As this month’s PYMNTS Digital Fraud Tracker highlighted, Amazon revealed in May that it was hit by an “extensive” fraud in which hackers are suspected of using phishing attacks on Amazon sellers to steal company money. Reports in Bloomberg, citing a U.K. legal document, detailed how Amazon uncovered what it described as a “serious” cyberattack between May 2018 and October 2018.
The incident, which remains under investigation by Amazon, targeted accounts on its Seller Central platform. Via phishing emails, hackers were likely able to trick Amazon sellers into providing login credentials with which the criminals could access Seller Central accounts and change bank account information. Doing so allowed them to siphon funds from sellers’ sales or loans (provided by Amazon Capital Services U.K.) into their own personal accounts, reports said.
“The case highlights how the world’s largest online retail platform – designed to be automated with minimal human input – can be misused, and how difficult it is for Amazon to find perpetrators,” Bloomberg said in its report.
It’s only the latest cybersecurity headache for Amazon. As the Digital Fraud Tracker outlined, the company also experienced a data breach last year that led to customer names and emails being exposed to the public, which reports in CNBC warned could be used to perpetuate more phishing attempts against Amazon customers.
But the most recent revelations of fraud shine a light on how phishers and cyberattackers are going after corporate funds, using eCommerce portals to infiltrate company bank accounts and back-office portals to steal business’ money.
As the B2B eCommerce industry embraces Amazon, either by using the platform directly or as a business model to develop additional B2B eCommerce platforms, the fraud incidents at Amazon reveal the vulnerabilities of an eCommerce industry that is increasingly including business-to-business commerce and payments.
The Amazon-Like B2B eCommerce Experience
Amazon itself has embraced adoption in the B2B space with investment in its Amazon Business unit. Last year, the company expanded Amazon Business into Italy and Spain after launching in the U.K. and India in 2017.

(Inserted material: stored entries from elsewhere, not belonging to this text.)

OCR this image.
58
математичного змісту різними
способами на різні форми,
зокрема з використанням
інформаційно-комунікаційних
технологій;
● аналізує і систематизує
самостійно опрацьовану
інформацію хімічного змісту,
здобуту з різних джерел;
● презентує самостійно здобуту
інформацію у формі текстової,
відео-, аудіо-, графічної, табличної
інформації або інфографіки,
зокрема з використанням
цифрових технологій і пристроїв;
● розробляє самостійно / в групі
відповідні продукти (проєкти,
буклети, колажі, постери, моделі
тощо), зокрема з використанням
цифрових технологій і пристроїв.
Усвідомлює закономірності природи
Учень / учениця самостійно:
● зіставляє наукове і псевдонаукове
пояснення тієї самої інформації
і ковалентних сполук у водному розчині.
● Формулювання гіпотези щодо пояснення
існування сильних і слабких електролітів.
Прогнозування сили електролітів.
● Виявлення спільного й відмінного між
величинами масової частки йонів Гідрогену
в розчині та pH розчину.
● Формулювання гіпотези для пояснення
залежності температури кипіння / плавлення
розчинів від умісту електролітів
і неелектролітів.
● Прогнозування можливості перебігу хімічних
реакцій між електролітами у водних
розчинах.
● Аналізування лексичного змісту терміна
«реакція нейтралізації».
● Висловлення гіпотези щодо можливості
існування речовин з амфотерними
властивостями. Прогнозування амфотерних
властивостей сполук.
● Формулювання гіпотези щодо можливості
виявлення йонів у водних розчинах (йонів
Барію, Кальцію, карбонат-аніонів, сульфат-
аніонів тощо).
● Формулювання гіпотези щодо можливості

Amid that push, Amazon released stats on its B2B operations last year, noting that Amazon Business is growing faster than its retail operations. The company is also investing significantly in the public sector by working with local and state governments to allow public departments to procure goods via Amazon.
While Amazon is the current king of eCommerce, it’s not the only one looking to disrupt B2B trade, with other players including BigCommerce and Magento investing in the space.
At the same time, new FinTechs are stepping into the market, with firms like Dropee, Inxeption, and Deskera all recently securing investment from backers supporting their efforts to disrupt B2B eCommerce and propel it into the age of Amazon.
Yet with Amazon’s recent warning about fraud, it’s clear that both the industry giants and new FinTech players must have cybersecurity in their crosshairs for B2B eCommerce – because if Amazon can fall victim to data breaches and phishing campaigns, anyone can.